From Christina Crawford to Frank McCourt we've all become overly familiar with the memoir of the less-than-perfect childhood.
Few could claim an upbringing as abysmal as that of Liz Murray, author of Breaking Night. Murray, the second child of drug-addicted parents (who both later died from Aids), basically reared herself, became homeless in her teens, spent time in a horrifying group home for truancy yet, amazingly, managed to get a place at the prestigious Ivy League university of Harvard.
The territory here is familiar to fans of misery-lit: Liz's parents are woefully inadequate -- welfare cheques are spent on drugs; Murray and her older sister Lisa are hungry, dirty, smelly and lice-ridden; and the family apartment is a public health menace (Liz's father nicknames the black slimy water that is permanently present in the bathtub "the Blob"). However, what distinguishes this from the usual tales of awfulness and abuse is that Murray never presents her parents as one-dimensional monsters. Yes, they may well be utterly useless as a father and a mother ,but they are not bad people. Murray is wise enough to see that as addicts her parents' main priority is to get high (they favour mainlining cocaine, a sight that Murray becomes well acquainted with while still in her stroller).
It is obvious from the very start of the book that Murray loves her parents and they loved her back -- to the best of their ability as addicts. An addict will usually put drugs first, but once in a while Liz's mother, Jeanie, surprisingly puts her children before her addiction. In one very telling incident Jeanie abandons a sugar daddy who had been keeping her in drugs after she finds out that he has been grooming both of her daughters, and has sexually assaulted Liz. Ironically, Murray always felt very deeply about the sexual and physical abuse Jeanie had suffered herself as a child and "wanted more than anything to take the pain away from her".
Most of the time, though, the drugs come first; at one point Jeanie attempts to sell Lisa's winter coat only to be sent packing by an outraged drug dealer who tells her to go home to her kids. "Everybody's got a high horse apparently," Jeanie cries in frustration after the incident.

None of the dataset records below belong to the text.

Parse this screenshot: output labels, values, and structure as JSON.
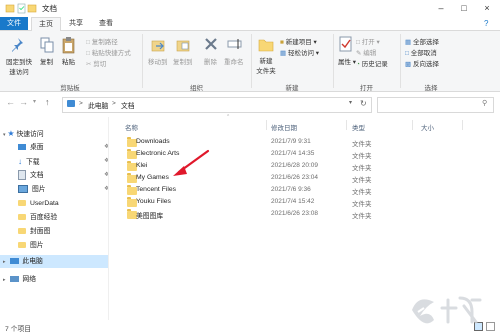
{
  "window": {
    "title": "文档"
  },
  "tabs": [
    "文件",
    "主页",
    "共享",
    "查看"
  ],
  "ribbon": {
    "clipboard": {
      "pin_label_1": "固定到快",
      "pin_label_2": "速访问",
      "copy_label": "复制",
      "paste_label": "粘贴",
      "copy_path": "复制路径",
      "paste_shortcut": "粘贴快捷方式",
      "cut": "剪切",
      "group_label": "剪贴板"
    },
    "organize": {
      "move_to": "移动到",
      "copy_to": "复制到",
      "delete": "删除",
      "rename": "重命名",
      "group_label": "组织"
    },
    "new": {
      "new_folder_1": "新建",
      "new_folder_2": "文件夹",
      "new_item": "新建项目",
      "easy_access": "轻松访问",
      "group_label": "新建"
    },
    "open": {
      "properties": "属性",
      "open": "打开",
      "edit": "编辑",
      "history": "历史记录",
      "group_label": "打开"
    },
    "select": {
      "select_all": "全部选择",
      "select_none": "全部取消",
      "invert": "反向选择",
      "group_label": "选择"
    }
  },
  "address": {
    "crumbs": [
      "此电脑",
      "文档"
    ],
    "sep": ">"
  },
  "nav": {
    "quick_access": "快速访问",
    "items": [
      "桌面",
      "下载",
      "文档",
      "图片",
      "UserData",
      "百度经验",
      "封面图",
      "图片"
    ],
    "this_pc": "此电脑",
    "network": "网络"
  },
  "columns": {
    "name": "名称",
    "date": "修改日期",
    "type": "类型",
    "size": "大小"
  },
  "files": [
    {
      "name": "Downloads",
      "date": "2021/7/9 9:31",
      "type": "文件夹"
    },
    {
      "name": "Electronic Arts",
      "date": "2021/7/4 14:35",
      "type": "文件夹"
    },
    {
      "name": "Klei",
      "date": "2021/6/28 20:09",
      "type": "文件夹"
    },
    {
      "name": "My Games",
      "date": "2021/6/26 23:04",
      "type": "文件夹"
    },
    {
      "name": "Tencent Files",
      "date": "2021/7/6 9:36",
      "type": "文件夹"
    },
    {
      "name": "Youku Files",
      "date": "2021/7/4 15:42",
      "type": "文件夹"
    },
    {
      "name": "美图图库",
      "date": "2021/6/26 23:08",
      "type": "文件夹"
    }
  ],
  "status": {
    "count": "7 个项目"
  },
  "watermark": "九游",
  "colors": {
    "accent": "#1979ca",
    "folder": "#f8d775",
    "selection": "#cde8ff",
    "arrow": "#e0182b"
  }
}
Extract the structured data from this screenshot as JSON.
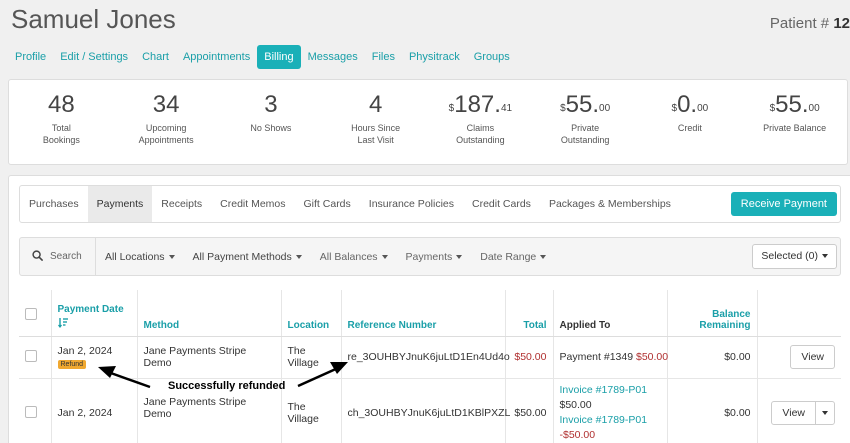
{
  "patient": {
    "name": "Samuel Jones",
    "number_label": "Patient # ",
    "number": "12"
  },
  "nav": {
    "tabs": [
      {
        "label": "Profile"
      },
      {
        "label": "Edit / Settings"
      },
      {
        "label": "Chart"
      },
      {
        "label": "Appointments"
      },
      {
        "label": "Billing",
        "active": true
      },
      {
        "label": "Messages"
      },
      {
        "label": "Files"
      },
      {
        "label": "Physitrack"
      },
      {
        "label": "Groups"
      }
    ]
  },
  "stats": [
    {
      "main": "48",
      "sup": "",
      "prefix": "",
      "label1": "Total",
      "label2": "Bookings"
    },
    {
      "main": "34",
      "sup": "",
      "prefix": "",
      "label1": "Upcoming",
      "label2": "Appointments"
    },
    {
      "main": "3",
      "sup": "",
      "prefix": "",
      "label1": "No Shows",
      "label2": ""
    },
    {
      "main": "4",
      "sup": "",
      "prefix": "",
      "label1": "Hours Since",
      "label2": "Last Visit"
    },
    {
      "main": "187.",
      "sup": "41",
      "prefix": "$",
      "label1": "Claims",
      "label2": "Outstanding"
    },
    {
      "main": "55.",
      "sup": "00",
      "prefix": "$",
      "label1": "Private",
      "label2": "Outstanding"
    },
    {
      "main": "0.",
      "sup": "00",
      "prefix": "$",
      "label1": "Credit",
      "label2": ""
    },
    {
      "main": "55.",
      "sup": "00",
      "prefix": "$",
      "label1": "Private Balance",
      "label2": ""
    }
  ],
  "subtabs": {
    "items": [
      {
        "label": "Purchases"
      },
      {
        "label": "Payments",
        "active": true
      },
      {
        "label": "Receipts"
      },
      {
        "label": "Credit Memos"
      },
      {
        "label": "Gift Cards"
      },
      {
        "label": "Insurance Policies"
      },
      {
        "label": "Credit Cards"
      },
      {
        "label": "Packages & Memberships"
      }
    ],
    "receive_payment": "Receive Payment"
  },
  "filters": {
    "search_placeholder": "Search",
    "locations": "All Locations",
    "payment_methods": "All Payment Methods",
    "balances": "All Balances",
    "payments": "Payments",
    "date_range": "Date Range",
    "selected": "Selected (0)"
  },
  "table": {
    "headers": {
      "payment_date": "Payment Date",
      "method": "Method",
      "location": "Location",
      "reference": "Reference Number",
      "total": "Total",
      "applied_to": "Applied To",
      "balance1": "Balance",
      "balance2": "Remaining"
    },
    "rows": [
      {
        "date": "Jan 2, 2024",
        "badge": "Refund",
        "method": "Jane Payments Stripe Demo",
        "location1": "The",
        "location2": "Village",
        "reference": "re_3OUHBYJnuK6juLtD1En4Ud4o",
        "total": "$50.00",
        "applied_text": "Payment #1349",
        "applied_amount": "$50.00",
        "balance": "$0.00",
        "view": "View"
      },
      {
        "date": "Jan 2, 2024",
        "method": "Jane Payments Stripe Demo",
        "location1": "The",
        "location2": "Village",
        "reference": "ch_3OUHBYJnuK6juLtD1KBlPXZL",
        "total": "$50.00",
        "inv1": "Invoice #1789-P01",
        "amt1": "$50.00",
        "inv2": "Invoice #1789-P01",
        "amt2": "-$50.00",
        "balance": "$0.00",
        "view": "View"
      }
    ]
  },
  "annotation": {
    "label": "Successfully refunded"
  },
  "colors": {
    "accent": "#1ab0b8",
    "link": "#1a9fa8",
    "negative": "#b03030",
    "refund_badge": "#f0a830"
  }
}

Not long after she is diagnosed as HIV positive, Jeanie leaves the family home to move in with her new boyfriend -- the distinctly unappealing Brick (who is not a drug-user but likes a drink to steady his nerves). Older sister Lisa goes with their mother while Liz remains with her father. Soon after she is taken into care because she refuses to go to school and by the time she gets out of the children's home her father has lost the apartment and is living in a shelter. At 15, after a year at Brick's one-bedroom apartment, rarely attending school and daily helping her paralytic mother clean herself up after a morning at the local bar, Murray, her boyfriend Carlos and her best friend Sam take to the streets.
While Breaking Night is a gripping and fascinating read it is not for the faint-hearted. Some may hold Murray up as an example of the American Dream -- a self-made person, who pulled herself up by her own bootstraps. And, yes, the fact that Murray got herself into Harvard while living on the streets is inspirational, but the real revelation is that she is able to both love and forgive her parents and in doing so has ensured that her past has not become her present.